Comments for "I18N_UnicodeNormalizer"

» Submit Your Comment
Comments are only accepted during the "Proposal" phase. This proposal is currently in the "Finished" phase.
» Comments
  • David Sanders  [2007-06-11 11:49 UTC]

    Instead of commenting on the usual tech stuff I'm just going to say: As a dev who work on database systems, especially on the comparison of people's names, etc, I quite like this idea.
  • Lukas Smith  [2007-06-11 11:57 UTC]

    Have you looked at the following .. http://pecl.php.net/package/translit .. without knowing what all the jargon words mean in your proposal, I guess it handles parts of your feature set in C. So maybe integrating it as an optional backend for those parts would be a good idea.
  • Till Klampaeckel  [2007-06-11 21:33 UTC]

    In general I like this a lot as well, since it looks like what I've been looking for in PHP. ;-)

    I am not sure I like the __construct($root='') part where you prepend a root directory to constant (a path) which is defined inside the class and not adjustable (through a set()).

    Instead I'd remove the constant and only use the $root (and probably call it something else).

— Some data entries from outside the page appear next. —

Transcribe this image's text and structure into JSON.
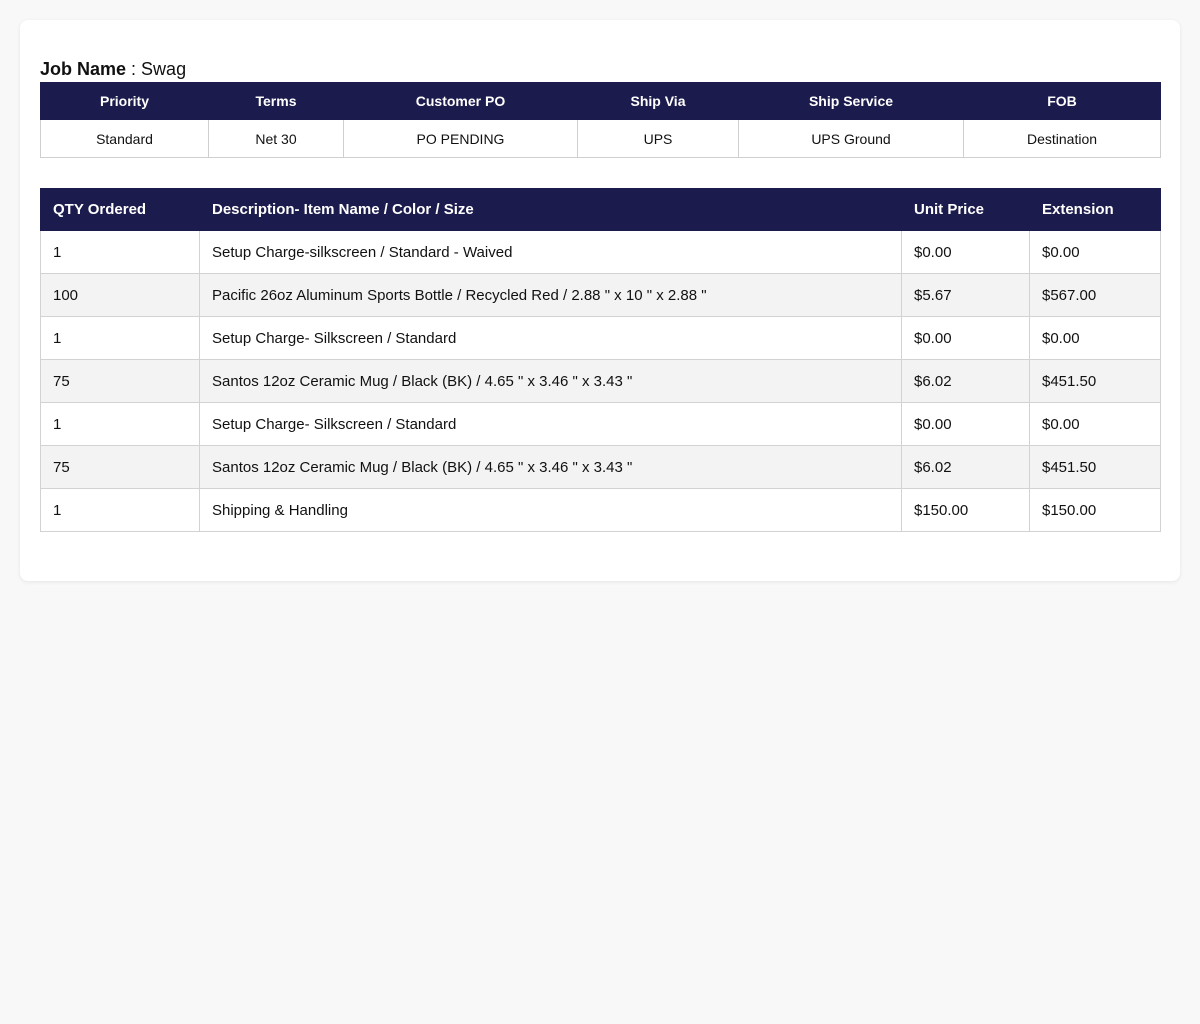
{
  "job": {
    "label": "Job Name",
    "separator": " : ",
    "value": "Swag"
  },
  "summary": {
    "headers": {
      "priority": "Priority",
      "terms": "Terms",
      "customer_po": "Customer PO",
      "ship_via": "Ship Via",
      "ship_service": "Ship Service",
      "fob": "FOB"
    },
    "values": {
      "priority": "Standard",
      "terms": "Net 30",
      "customer_po": "PO PENDING",
      "ship_via": "UPS",
      "ship_service": "UPS Ground",
      "fob": "Destination"
    }
  },
  "items": {
    "headers": {
      "qty": "QTY Ordered",
      "description": "Description- Item Name / Color / Size",
      "unit_price": "Unit Price",
      "extension": "Extension"
    },
    "rows": [
      {
        "qty": "1",
        "description": "Setup Charge-silkscreen / Standard - Waived",
        "unit_price": "$0.00",
        "extension": "$0.00"
      },
      {
        "qty": "100",
        "description": "Pacific 26oz Aluminum Sports Bottle / Recycled Red / 2.88 \" x 10 \" x 2.88 \"",
        "unit_price": "$5.67",
        "extension": "$567.00"
      },
      {
        "qty": "1",
        "description": "Setup Charge- Silkscreen / Standard",
        "unit_price": "$0.00",
        "extension": "$0.00"
      },
      {
        "qty": "75",
        "description": "Santos 12oz Ceramic Mug / Black (BK) / 4.65 \" x 3.46 \" x 3.43 \"",
        "unit_price": "$6.02",
        "extension": "$451.50"
      },
      {
        "qty": "1",
        "description": "Setup Charge- Silkscreen / Standard",
        "unit_price": "$0.00",
        "extension": "$0.00"
      },
      {
        "qty": "75",
        "description": "Santos 12oz Ceramic Mug / Black (BK) / 4.65 \" x 3.46 \" x 3.43 \"",
        "unit_price": "$6.02",
        "extension": "$451.50"
      },
      {
        "qty": "1",
        "description": "Shipping & Handling",
        "unit_price": "$150.00",
        "extension": "$150.00"
      }
    ]
  },
  "colors": {
    "header_bg": "#1c1b4d",
    "header_text": "#ffffff",
    "alt_row_bg": "#f3f3f3",
    "page_bg": "#f8f8f8"
  }
}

Not sure if you have to since this doesn't improve performance but it wouldn't hurt to test if the directory exists and so on and throw an Exception.

    In general, some of your code is hard to read (lines are pretty long) and some of the if()'s seem a bit complicated - for example, exit early, instead of long code inside the condition and exit in the else part.

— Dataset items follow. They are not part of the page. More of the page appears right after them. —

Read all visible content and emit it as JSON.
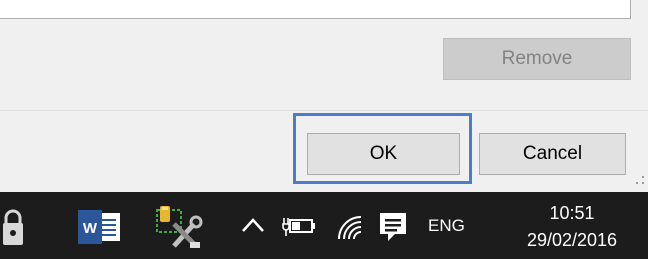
{
  "dialog": {
    "remove_label": "Remove",
    "ok_label": "OK",
    "cancel_label": "Cancel"
  },
  "taskbar": {
    "icons": [
      "lock-icon",
      "word-icon",
      "tools-icon",
      "chevron-up-icon",
      "battery-icon",
      "wifi-icon",
      "notification-icon"
    ],
    "language": "ENG",
    "time": "10:51",
    "date": "29/02/2016"
  },
  "colors": {
    "highlight": "#4a7fc8",
    "taskbar": "#1c1c1c",
    "word_blue": "#2b579a"
  }
}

    Then, I'd (personally) always use empty() to test instead of, if ($foo != '').

    But I guess that's called CS or maybe "IMHO". :-)

    Also, you shoud list the multibyte extension as a dependency.
  • Michel Corne  [2007-06-15 17:26 UTC]

    Thanks for your comments. Please read my own comments below.
    I would be interested to have some feedback from other folks, especially those who have an interest in internationalization stuff. Also, feedback from QA folks would be very much appreciated to let me know if the testing suite and the API doc is in line with PEAR's standards.
    MC

    [pear-dev] "...Have you looked at the following .. http://pecl.php.net/package/translit .."
    [MC] Actually transliteration is very different from normalization so I doubt that there is much that I could leverage. I have not checked that package yet. There are 2 only methods that I wrote that are somewhat similar to other packages.

    [pear-dev] "... not sure I like the __construct($root='') part where you prepend a root directory to constant (a path) which is defined inside the class and not adjustable..."
    [MC] The $root is not meant to be used in production. This is just a way to trick the class to include a set of files similar to the production ones but customized for some of the testing. I will make this clearer in the API doc.

    [pear-dev] "... some of your code is hard to read (lines are pretty long)..."
    [MC] The lines are long because there is the code itself and a comment right after. I comment each line because it is easier for me to maintain the code when I go back to it weeks/months after. Also, we have large screens these days and editors with smart highlighting which I believe makes the whole things pretty readable. We also all have different styles to program I guess :-)

    [pear-dev] "... some of the if()'s seem a bit complicated - for example, exit early, instead of long code inside the condition and exit in the else part..."
    [MC] Good point regarding exiting early. I used to do as you say for years. Then I changed things more recently. I may have to change that back... The normalization rules are not easy to understand nor to implement which may reflect in the code. This requires many conditions tests and recursive programing. I am open to simplifying what I wrote, please be more specific so I can take a look at it again.

    [pear-dev] "...I'd (personally) always use empty() to test instead of, if ($foo != '')..."
    [MC] Yeah, yeah... I use empty() too... depends on the day :-) Note that it is not strictly the same thing.

    [pear-dev] "...you should list the multibyte extension as a dependency..."
    [MC] I did not know that we had to list extensions as dependencies. No problem. Where should I list that?